The abuse continued for four years until she and a friend discovered they'd suffered similar experiences under the predator. Later, they found there were more girls he'd assaulted. She wrote that he was fired and that when school administrators asked if she and the other girls wanted anything more to happen beyond his being firing (like pressing charges), they declined. The predator went on to coach young women at a nearby university.
Nyad also wrote of the relief she felt when she first broke the silence around her abuse, something the #MeToo movement has offered on a global scale.
"Those who have found a platform to speak, and to be heard, within recent weeks have most likely forged unexpected connections as a result," Nyad wrote. Whenever I mention my case in front of a live audience, invariably women come up to me afterward and let me know that they too are survivors."
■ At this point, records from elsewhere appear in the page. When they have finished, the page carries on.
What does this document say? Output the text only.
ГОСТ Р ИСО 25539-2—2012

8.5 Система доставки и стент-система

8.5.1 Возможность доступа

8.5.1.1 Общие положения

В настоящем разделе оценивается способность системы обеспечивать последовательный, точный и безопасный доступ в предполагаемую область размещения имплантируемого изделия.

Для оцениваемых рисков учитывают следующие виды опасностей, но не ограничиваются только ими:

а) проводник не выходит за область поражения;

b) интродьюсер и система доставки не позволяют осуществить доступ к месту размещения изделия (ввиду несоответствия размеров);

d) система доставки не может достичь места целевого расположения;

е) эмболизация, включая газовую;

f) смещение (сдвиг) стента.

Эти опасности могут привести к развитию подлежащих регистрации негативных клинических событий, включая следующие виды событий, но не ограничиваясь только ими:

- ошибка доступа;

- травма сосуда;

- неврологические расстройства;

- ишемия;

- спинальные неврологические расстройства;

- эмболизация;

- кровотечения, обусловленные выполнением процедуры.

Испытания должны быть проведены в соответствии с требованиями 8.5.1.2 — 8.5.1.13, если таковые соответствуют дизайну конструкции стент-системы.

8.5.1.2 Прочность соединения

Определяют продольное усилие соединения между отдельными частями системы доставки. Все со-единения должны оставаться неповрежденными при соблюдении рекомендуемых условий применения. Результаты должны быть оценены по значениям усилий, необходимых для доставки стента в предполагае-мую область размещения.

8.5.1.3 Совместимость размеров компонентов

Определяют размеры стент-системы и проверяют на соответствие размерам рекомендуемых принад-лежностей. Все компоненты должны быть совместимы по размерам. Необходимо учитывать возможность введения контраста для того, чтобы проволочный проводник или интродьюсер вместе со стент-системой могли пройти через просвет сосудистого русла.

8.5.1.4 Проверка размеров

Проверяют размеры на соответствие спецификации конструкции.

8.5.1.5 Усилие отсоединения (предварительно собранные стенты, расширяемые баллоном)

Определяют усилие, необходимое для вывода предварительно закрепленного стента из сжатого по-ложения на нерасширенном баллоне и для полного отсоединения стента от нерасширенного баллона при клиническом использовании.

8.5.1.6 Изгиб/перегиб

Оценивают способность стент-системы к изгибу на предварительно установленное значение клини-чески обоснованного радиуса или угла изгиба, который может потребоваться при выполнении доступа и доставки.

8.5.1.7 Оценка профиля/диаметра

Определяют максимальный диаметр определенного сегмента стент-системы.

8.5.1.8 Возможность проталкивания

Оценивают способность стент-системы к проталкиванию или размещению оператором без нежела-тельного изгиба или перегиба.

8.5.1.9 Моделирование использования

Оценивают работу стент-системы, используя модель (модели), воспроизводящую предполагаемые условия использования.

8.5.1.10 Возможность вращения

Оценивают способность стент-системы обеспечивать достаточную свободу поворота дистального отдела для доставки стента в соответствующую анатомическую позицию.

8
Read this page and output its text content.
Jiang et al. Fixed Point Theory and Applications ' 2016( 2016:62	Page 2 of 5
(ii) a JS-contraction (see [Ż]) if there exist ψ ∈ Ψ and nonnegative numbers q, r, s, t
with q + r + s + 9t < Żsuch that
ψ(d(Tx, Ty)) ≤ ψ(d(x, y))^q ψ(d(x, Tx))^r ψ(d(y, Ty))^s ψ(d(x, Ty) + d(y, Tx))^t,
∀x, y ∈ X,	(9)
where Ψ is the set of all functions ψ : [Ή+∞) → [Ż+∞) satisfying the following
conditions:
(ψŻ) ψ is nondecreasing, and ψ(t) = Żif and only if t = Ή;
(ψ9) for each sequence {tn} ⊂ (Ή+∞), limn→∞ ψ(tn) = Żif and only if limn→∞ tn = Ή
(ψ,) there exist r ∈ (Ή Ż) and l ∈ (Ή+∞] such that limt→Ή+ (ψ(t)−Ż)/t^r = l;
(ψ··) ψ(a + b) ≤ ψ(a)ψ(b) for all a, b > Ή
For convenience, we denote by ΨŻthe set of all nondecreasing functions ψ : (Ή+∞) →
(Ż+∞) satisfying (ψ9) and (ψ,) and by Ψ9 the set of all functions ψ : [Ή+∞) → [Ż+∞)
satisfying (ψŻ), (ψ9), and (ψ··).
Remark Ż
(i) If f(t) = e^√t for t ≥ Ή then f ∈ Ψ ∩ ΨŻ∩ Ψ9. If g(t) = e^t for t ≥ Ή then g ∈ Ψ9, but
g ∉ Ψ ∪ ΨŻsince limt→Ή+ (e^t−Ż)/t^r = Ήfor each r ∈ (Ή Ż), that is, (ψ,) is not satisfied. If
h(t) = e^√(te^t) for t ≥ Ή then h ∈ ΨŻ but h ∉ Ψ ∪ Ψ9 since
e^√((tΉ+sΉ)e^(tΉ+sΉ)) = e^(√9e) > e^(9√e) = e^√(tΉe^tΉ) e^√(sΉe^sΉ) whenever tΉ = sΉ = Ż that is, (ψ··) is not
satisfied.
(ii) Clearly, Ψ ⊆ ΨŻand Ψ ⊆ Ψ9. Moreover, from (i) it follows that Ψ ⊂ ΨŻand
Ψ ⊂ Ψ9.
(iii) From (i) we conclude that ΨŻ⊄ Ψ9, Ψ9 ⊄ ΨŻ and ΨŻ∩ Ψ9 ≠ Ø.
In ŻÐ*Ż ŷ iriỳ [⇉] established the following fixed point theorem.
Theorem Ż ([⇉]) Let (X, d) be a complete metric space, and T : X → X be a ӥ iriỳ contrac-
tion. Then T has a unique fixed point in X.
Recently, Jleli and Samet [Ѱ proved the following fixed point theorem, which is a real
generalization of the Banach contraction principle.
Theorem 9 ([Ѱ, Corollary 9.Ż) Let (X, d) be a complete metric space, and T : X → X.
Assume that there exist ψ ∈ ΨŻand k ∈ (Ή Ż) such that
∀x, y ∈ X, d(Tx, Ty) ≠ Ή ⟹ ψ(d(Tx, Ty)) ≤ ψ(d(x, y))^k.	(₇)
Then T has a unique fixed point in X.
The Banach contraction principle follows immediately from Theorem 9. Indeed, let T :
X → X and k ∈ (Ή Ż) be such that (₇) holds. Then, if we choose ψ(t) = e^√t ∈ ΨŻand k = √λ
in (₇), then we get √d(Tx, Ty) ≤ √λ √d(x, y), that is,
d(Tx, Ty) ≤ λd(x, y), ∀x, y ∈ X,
Finally, Nyad addressed that despite her strength and accomplishments she was forever changed by the actions of her predator, something that all survivors know too well.
"All the while, the trauma has lodged in an obscure corner of my soul," Nyad wrote. "I refuse to believe it's a lifelong imprint, yet, with age 70 in clear view, I admit to wondering whether I will ever entirely heal that young girl who was pinned down."